I ran Keep on the Shadowfell for the D&D group that plays periodically at Timewarp Comics & Games, right as D&D 4E was released. The particular d&d group that was playing it there meets roughly once - sometimes twice - a month, so it took us a good 6 months to play through the whole thing. This was during the honeymoon period for me with Fourth Edition, when a lot of the new powers and class permutations seemed pretty novel and exciting. After DMing the game for a few months though, for different players, I started to feel a little differently, feeling that each combat was becoming repetitive. ("I use magic missile." "I use magic missile." "I use magic missile.") It seemed to me that despite the efforts to add new options to character classes, a weakness for some classes from1st Edition had reared its ugly head again - there are courses of action that are far more preferable for certain classes, and you'll use them over and over again, despite having other options. Magic Missile might have been the weapon of choice for a 1st level magic user in 1e because that was the most effective option, but at least by 4th level, you had a lot of other options. In 4E, after a wizard has blown their encounter power(s), they're still using magic missile a heck of a lot, even at level 8 or even higher...

So why did Keep on the Shadowfell work for me, aside from the honeymoon stage piece? Well, it was a well done module with lots of hooks for encounters and NPCs that weren't fleshed out. It was vaguely reminiscent of T1: The Village of Hommlet from early AD&D, in that the town itself was just as much the adventure as the encounters themselves - meet the town wizard, meet the innkeeper, etc. The end of the mod felt a bit like a railroaded closing to what had been a pretty promising adventure, but that's in my opinion a necessary evil of published adventures - they need to establish closure somehow, and if there are a lot of well defined plot hooks along the way, the closing sometimes can be a bit abrupt or have some urgency to it, just for architecture's sake.
My buddy Josh ran Thunderspire Labyrinth for the same group, though, and my feelings are not the same as they were for Shadowfell. Thunderspire Labyrinth had a lot of potential - the party saves slaves captured by evil Duergar - dark dwarves - in the Underdark, have to fight off a cult associate with an ancient Minotaur temple, and more. That said, this module seemed way more heavy on the encounters and factions that were pretty two-dimensional (we get it - Duergar are evil dwarves...) rather than providing an adventuring environment and NPCs that the PCs really had any interest in protecting. The concept of a town in a mountain was great, but I didn't feel like there were any strong hooks for making this place a home for the PCs - something I always look for in settings (create a place where the PCs wouldn't mind staying, and adventuring some more).

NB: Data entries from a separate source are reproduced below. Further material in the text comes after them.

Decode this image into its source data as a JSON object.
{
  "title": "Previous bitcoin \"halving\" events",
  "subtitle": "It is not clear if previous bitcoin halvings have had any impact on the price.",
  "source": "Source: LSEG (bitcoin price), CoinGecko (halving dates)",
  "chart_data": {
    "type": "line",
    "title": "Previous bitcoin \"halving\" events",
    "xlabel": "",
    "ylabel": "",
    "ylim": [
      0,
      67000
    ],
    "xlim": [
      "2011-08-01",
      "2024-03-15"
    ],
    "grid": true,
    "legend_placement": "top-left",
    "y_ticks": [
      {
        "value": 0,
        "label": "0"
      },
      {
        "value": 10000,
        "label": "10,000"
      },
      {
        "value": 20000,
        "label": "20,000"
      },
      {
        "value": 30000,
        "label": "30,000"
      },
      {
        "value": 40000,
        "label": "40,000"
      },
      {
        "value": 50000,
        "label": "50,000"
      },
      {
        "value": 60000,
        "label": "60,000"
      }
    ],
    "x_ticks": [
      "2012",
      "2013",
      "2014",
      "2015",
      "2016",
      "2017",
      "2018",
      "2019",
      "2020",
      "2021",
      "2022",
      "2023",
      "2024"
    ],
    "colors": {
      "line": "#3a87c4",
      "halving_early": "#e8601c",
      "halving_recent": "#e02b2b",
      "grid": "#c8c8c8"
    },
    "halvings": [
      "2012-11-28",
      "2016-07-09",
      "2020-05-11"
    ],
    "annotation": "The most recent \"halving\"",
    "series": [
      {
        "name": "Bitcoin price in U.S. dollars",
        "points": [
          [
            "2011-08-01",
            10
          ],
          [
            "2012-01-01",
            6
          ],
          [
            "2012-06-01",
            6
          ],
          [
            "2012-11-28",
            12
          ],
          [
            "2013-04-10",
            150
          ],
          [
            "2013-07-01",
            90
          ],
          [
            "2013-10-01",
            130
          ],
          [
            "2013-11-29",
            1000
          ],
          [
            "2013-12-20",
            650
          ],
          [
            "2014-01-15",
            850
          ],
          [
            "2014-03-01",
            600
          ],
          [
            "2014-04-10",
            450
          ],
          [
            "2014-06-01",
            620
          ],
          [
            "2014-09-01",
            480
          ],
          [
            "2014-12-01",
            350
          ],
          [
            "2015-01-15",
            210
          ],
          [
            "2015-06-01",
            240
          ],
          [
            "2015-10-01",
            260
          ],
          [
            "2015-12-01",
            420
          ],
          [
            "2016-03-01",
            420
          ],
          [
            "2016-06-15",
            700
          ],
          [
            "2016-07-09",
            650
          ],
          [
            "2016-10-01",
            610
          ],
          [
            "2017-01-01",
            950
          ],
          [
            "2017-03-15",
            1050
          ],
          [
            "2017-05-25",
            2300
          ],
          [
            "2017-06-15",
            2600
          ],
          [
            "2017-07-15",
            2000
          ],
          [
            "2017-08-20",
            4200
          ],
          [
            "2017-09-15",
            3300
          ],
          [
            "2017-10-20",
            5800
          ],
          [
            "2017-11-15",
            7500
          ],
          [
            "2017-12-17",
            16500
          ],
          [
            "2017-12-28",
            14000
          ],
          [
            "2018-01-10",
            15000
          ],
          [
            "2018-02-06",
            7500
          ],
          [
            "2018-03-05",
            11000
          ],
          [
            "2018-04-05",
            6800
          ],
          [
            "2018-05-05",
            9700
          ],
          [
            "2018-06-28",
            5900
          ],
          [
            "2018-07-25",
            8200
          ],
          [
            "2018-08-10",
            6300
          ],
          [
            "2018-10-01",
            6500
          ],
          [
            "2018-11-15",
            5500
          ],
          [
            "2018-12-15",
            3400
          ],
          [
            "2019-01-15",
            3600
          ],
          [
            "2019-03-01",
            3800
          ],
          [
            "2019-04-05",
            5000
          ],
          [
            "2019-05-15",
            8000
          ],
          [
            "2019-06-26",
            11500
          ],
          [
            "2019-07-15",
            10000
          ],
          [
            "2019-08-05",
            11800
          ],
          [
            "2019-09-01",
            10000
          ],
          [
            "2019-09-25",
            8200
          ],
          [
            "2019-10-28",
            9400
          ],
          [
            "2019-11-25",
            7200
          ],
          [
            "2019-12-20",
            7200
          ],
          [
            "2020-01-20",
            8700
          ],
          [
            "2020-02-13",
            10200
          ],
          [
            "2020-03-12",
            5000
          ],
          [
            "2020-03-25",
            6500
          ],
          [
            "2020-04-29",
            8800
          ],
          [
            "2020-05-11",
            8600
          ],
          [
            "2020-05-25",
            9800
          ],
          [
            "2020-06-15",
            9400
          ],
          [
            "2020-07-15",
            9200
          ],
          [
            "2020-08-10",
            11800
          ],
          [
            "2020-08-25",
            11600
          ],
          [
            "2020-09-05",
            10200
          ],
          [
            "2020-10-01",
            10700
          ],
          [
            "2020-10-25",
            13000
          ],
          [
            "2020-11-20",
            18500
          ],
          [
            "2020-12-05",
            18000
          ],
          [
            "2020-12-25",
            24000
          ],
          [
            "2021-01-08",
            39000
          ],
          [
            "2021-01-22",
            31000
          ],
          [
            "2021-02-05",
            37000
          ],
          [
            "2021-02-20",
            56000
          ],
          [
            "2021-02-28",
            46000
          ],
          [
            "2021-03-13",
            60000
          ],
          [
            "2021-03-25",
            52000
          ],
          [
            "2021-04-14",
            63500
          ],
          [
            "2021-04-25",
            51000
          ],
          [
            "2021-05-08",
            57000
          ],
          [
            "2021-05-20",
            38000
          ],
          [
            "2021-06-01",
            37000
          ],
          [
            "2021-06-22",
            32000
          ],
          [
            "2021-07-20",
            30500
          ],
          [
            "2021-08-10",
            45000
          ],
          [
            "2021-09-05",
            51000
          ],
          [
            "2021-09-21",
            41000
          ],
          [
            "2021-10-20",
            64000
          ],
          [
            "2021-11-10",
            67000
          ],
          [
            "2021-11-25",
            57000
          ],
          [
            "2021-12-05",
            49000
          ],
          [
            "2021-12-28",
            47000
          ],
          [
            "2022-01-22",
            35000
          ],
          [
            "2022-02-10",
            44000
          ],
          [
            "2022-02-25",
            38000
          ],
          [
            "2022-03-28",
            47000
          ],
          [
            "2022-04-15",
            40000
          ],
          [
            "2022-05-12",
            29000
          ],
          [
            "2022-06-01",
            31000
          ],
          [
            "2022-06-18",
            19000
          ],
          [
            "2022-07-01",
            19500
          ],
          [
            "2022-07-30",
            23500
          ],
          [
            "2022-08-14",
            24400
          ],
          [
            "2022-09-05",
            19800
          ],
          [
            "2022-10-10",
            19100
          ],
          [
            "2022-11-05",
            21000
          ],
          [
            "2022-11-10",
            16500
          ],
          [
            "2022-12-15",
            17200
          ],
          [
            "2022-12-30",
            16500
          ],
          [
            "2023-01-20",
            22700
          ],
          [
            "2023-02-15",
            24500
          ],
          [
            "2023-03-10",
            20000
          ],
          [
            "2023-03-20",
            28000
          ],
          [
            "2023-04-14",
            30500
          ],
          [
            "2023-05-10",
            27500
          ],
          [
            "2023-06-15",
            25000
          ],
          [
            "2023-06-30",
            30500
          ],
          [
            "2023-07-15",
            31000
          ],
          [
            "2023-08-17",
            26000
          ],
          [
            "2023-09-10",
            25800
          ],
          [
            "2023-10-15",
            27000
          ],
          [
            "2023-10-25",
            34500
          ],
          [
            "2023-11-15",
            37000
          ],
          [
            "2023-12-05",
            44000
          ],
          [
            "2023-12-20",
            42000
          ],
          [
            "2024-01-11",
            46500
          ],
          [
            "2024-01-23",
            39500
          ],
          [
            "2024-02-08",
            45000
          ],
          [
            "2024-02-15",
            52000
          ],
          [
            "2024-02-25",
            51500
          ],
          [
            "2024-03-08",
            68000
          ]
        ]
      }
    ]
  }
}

I have a lot of respect for Baker and Mearls, I just felt like after the wide-open, sandbox-y feel of Shadowfell that Thunderspire gave a lot more potential for play outside the pages of the module, whereas Thunderspire Labyrinth had some great scenes and ideas but was more of an adventure to play as a path to completing the Heroic Tier so that you could get on with the Paragon stuff.

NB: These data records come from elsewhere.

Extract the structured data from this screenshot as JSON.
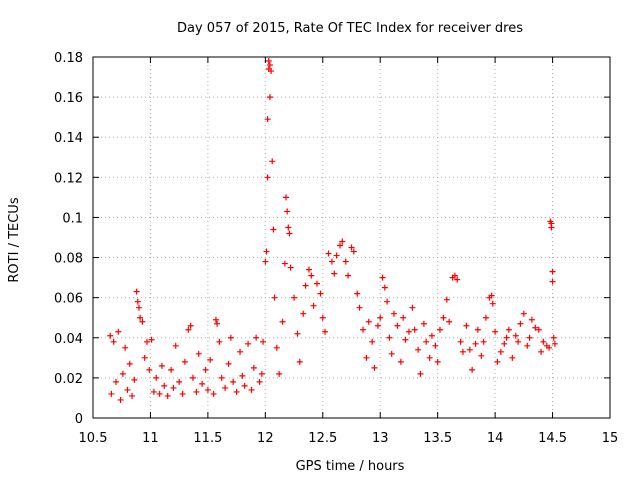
{
  "chart_data": {
    "type": "scatter",
    "title": "Day 057 of 2015, Rate Of TEC Index for receiver dres",
    "xlabel": "GPS time / hours",
    "ylabel": "ROTI / TECUs",
    "xlim": [
      10.5,
      15
    ],
    "ylim": [
      0,
      0.18
    ],
    "xticks": [
      10.5,
      11,
      11.5,
      12,
      12.5,
      13,
      13.5,
      14,
      14.5,
      15
    ],
    "xtick_labels": [
      "10.5",
      "11",
      "11.5",
      "12",
      "12.5",
      "13",
      "13.5",
      "14",
      "14.5",
      "15"
    ],
    "yticks": [
      0,
      0.02,
      0.04,
      0.06,
      0.08,
      0.1,
      0.12,
      0.14,
      0.16,
      0.18
    ],
    "ytick_labels": [
      "0",
      "0.02",
      "0.04",
      "0.06",
      "0.08",
      "0.1",
      "0.12",
      "0.14",
      "0.16",
      "0.18"
    ],
    "grid": true,
    "marker": "+",
    "marker_color": "#ff0000",
    "series": [
      {
        "name": "ROTI",
        "points": [
          [
            10.65,
            0.041
          ],
          [
            10.66,
            0.012
          ],
          [
            10.68,
            0.038
          ],
          [
            10.7,
            0.018
          ],
          [
            10.72,
            0.043
          ],
          [
            10.74,
            0.009
          ],
          [
            10.76,
            0.022
          ],
          [
            10.78,
            0.035
          ],
          [
            10.8,
            0.014
          ],
          [
            10.82,
            0.027
          ],
          [
            10.84,
            0.011
          ],
          [
            10.86,
            0.019
          ],
          [
            10.88,
            0.063
          ],
          [
            10.89,
            0.058
          ],
          [
            10.9,
            0.055
          ],
          [
            10.91,
            0.05
          ],
          [
            10.93,
            0.048
          ],
          [
            10.95,
            0.03
          ],
          [
            10.97,
            0.038
          ],
          [
            10.99,
            0.024
          ],
          [
            11.01,
            0.039
          ],
          [
            11.03,
            0.013
          ],
          [
            11.05,
            0.02
          ],
          [
            11.08,
            0.012
          ],
          [
            11.1,
            0.026
          ],
          [
            11.12,
            0.016
          ],
          [
            11.15,
            0.011
          ],
          [
            11.18,
            0.024
          ],
          [
            11.2,
            0.015
          ],
          [
            11.22,
            0.036
          ],
          [
            11.25,
            0.018
          ],
          [
            11.28,
            0.012
          ],
          [
            11.3,
            0.028
          ],
          [
            11.33,
            0.044
          ],
          [
            11.35,
            0.046
          ],
          [
            11.37,
            0.02
          ],
          [
            11.4,
            0.013
          ],
          [
            11.42,
            0.032
          ],
          [
            11.45,
            0.017
          ],
          [
            11.48,
            0.024
          ],
          [
            11.5,
            0.014
          ],
          [
            11.52,
            0.029
          ],
          [
            11.55,
            0.012
          ],
          [
            11.57,
            0.049
          ],
          [
            11.58,
            0.047
          ],
          [
            11.6,
            0.038
          ],
          [
            11.62,
            0.02
          ],
          [
            11.65,
            0.015
          ],
          [
            11.68,
            0.027
          ],
          [
            11.7,
            0.04
          ],
          [
            11.72,
            0.018
          ],
          [
            11.75,
            0.013
          ],
          [
            11.78,
            0.033
          ],
          [
            11.8,
            0.021
          ],
          [
            11.82,
            0.016
          ],
          [
            11.85,
            0.037
          ],
          [
            11.88,
            0.014
          ],
          [
            11.9,
            0.025
          ],
          [
            11.92,
            0.04
          ],
          [
            11.95,
            0.018
          ],
          [
            11.97,
            0.022
          ],
          [
            11.98,
            0.038
          ],
          [
            12.0,
            0.078
          ],
          [
            12.01,
            0.083
          ],
          [
            12.02,
            0.12
          ],
          [
            12.02,
            0.149
          ],
          [
            12.03,
            0.178
          ],
          [
            12.03,
            0.174
          ],
          [
            12.04,
            0.176
          ],
          [
            12.04,
            0.16
          ],
          [
            12.05,
            0.173
          ],
          [
            12.06,
            0.128
          ],
          [
            12.07,
            0.094
          ],
          [
            12.08,
            0.06
          ],
          [
            12.1,
            0.035
          ],
          [
            12.12,
            0.022
          ],
          [
            12.15,
            0.048
          ],
          [
            12.17,
            0.077
          ],
          [
            12.18,
            0.11
          ],
          [
            12.19,
            0.103
          ],
          [
            12.2,
            0.095
          ],
          [
            12.21,
            0.092
          ],
          [
            12.22,
            0.075
          ],
          [
            12.25,
            0.06
          ],
          [
            12.28,
            0.042
          ],
          [
            12.3,
            0.028
          ],
          [
            12.33,
            0.052
          ],
          [
            12.35,
            0.066
          ],
          [
            12.38,
            0.074
          ],
          [
            12.4,
            0.071
          ],
          [
            12.42,
            0.056
          ],
          [
            12.45,
            0.067
          ],
          [
            12.48,
            0.062
          ],
          [
            12.5,
            0.05
          ],
          [
            12.52,
            0.043
          ],
          [
            12.55,
            0.082
          ],
          [
            12.58,
            0.078
          ],
          [
            12.6,
            0.072
          ],
          [
            12.62,
            0.081
          ],
          [
            12.65,
            0.086
          ],
          [
            12.67,
            0.088
          ],
          [
            12.7,
            0.078
          ],
          [
            12.72,
            0.071
          ],
          [
            12.75,
            0.085
          ],
          [
            12.77,
            0.083
          ],
          [
            12.8,
            0.062
          ],
          [
            12.82,
            0.055
          ],
          [
            12.85,
            0.044
          ],
          [
            12.88,
            0.03
          ],
          [
            12.9,
            0.048
          ],
          [
            12.93,
            0.038
          ],
          [
            12.95,
            0.025
          ],
          [
            12.98,
            0.046
          ],
          [
            13.0,
            0.05
          ],
          [
            13.02,
            0.07
          ],
          [
            13.04,
            0.065
          ],
          [
            13.06,
            0.058
          ],
          [
            13.08,
            0.04
          ],
          [
            13.1,
            0.032
          ],
          [
            13.12,
            0.052
          ],
          [
            13.15,
            0.046
          ],
          [
            13.18,
            0.028
          ],
          [
            13.2,
            0.05
          ],
          [
            13.22,
            0.039
          ],
          [
            13.25,
            0.043
          ],
          [
            13.28,
            0.055
          ],
          [
            13.3,
            0.044
          ],
          [
            13.33,
            0.034
          ],
          [
            13.35,
            0.022
          ],
          [
            13.38,
            0.047
          ],
          [
            13.4,
            0.038
          ],
          [
            13.43,
            0.03
          ],
          [
            13.45,
            0.041
          ],
          [
            13.48,
            0.036
          ],
          [
            13.5,
            0.028
          ],
          [
            13.52,
            0.044
          ],
          [
            13.55,
            0.05
          ],
          [
            13.58,
            0.059
          ],
          [
            13.6,
            0.048
          ],
          [
            13.63,
            0.07
          ],
          [
            13.65,
            0.071
          ],
          [
            13.67,
            0.069
          ],
          [
            13.7,
            0.038
          ],
          [
            13.72,
            0.033
          ],
          [
            13.75,
            0.046
          ],
          [
            13.78,
            0.034
          ],
          [
            13.8,
            0.024
          ],
          [
            13.83,
            0.037
          ],
          [
            13.85,
            0.044
          ],
          [
            13.88,
            0.031
          ],
          [
            13.9,
            0.038
          ],
          [
            13.92,
            0.05
          ],
          [
            13.95,
            0.06
          ],
          [
            13.97,
            0.061
          ],
          [
            13.98,
            0.057
          ],
          [
            14.0,
            0.043
          ],
          [
            14.02,
            0.028
          ],
          [
            14.05,
            0.033
          ],
          [
            14.08,
            0.037
          ],
          [
            14.1,
            0.04
          ],
          [
            14.12,
            0.044
          ],
          [
            14.15,
            0.03
          ],
          [
            14.18,
            0.041
          ],
          [
            14.2,
            0.038
          ],
          [
            14.22,
            0.047
          ],
          [
            14.25,
            0.052
          ],
          [
            14.28,
            0.036
          ],
          [
            14.3,
            0.04
          ],
          [
            14.32,
            0.049
          ],
          [
            14.35,
            0.045
          ],
          [
            14.38,
            0.044
          ],
          [
            14.4,
            0.033
          ],
          [
            14.42,
            0.038
          ],
          [
            14.45,
            0.036
          ],
          [
            14.47,
            0.035
          ],
          [
            14.48,
            0.098
          ],
          [
            14.49,
            0.097
          ],
          [
            14.49,
            0.095
          ],
          [
            14.5,
            0.073
          ],
          [
            14.5,
            0.068
          ],
          [
            14.51,
            0.04
          ],
          [
            14.52,
            0.037
          ]
        ]
      }
    ]
  }
}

We're going to play a sandbox game of Forgotten Realms as the next game with this group. I'll be DMing, and the party will find themselves in the Moonsea, leveraging a lot of the things I thought Baker has done well with the Swords of the Moonsea series, and giving the players an open ended world to play in.

What'd you think of H1 and H2? Is H3 worth incorporating into our game? Interestingly, I've seen lots of folks say they thought H2 was far better than H1. Discuss!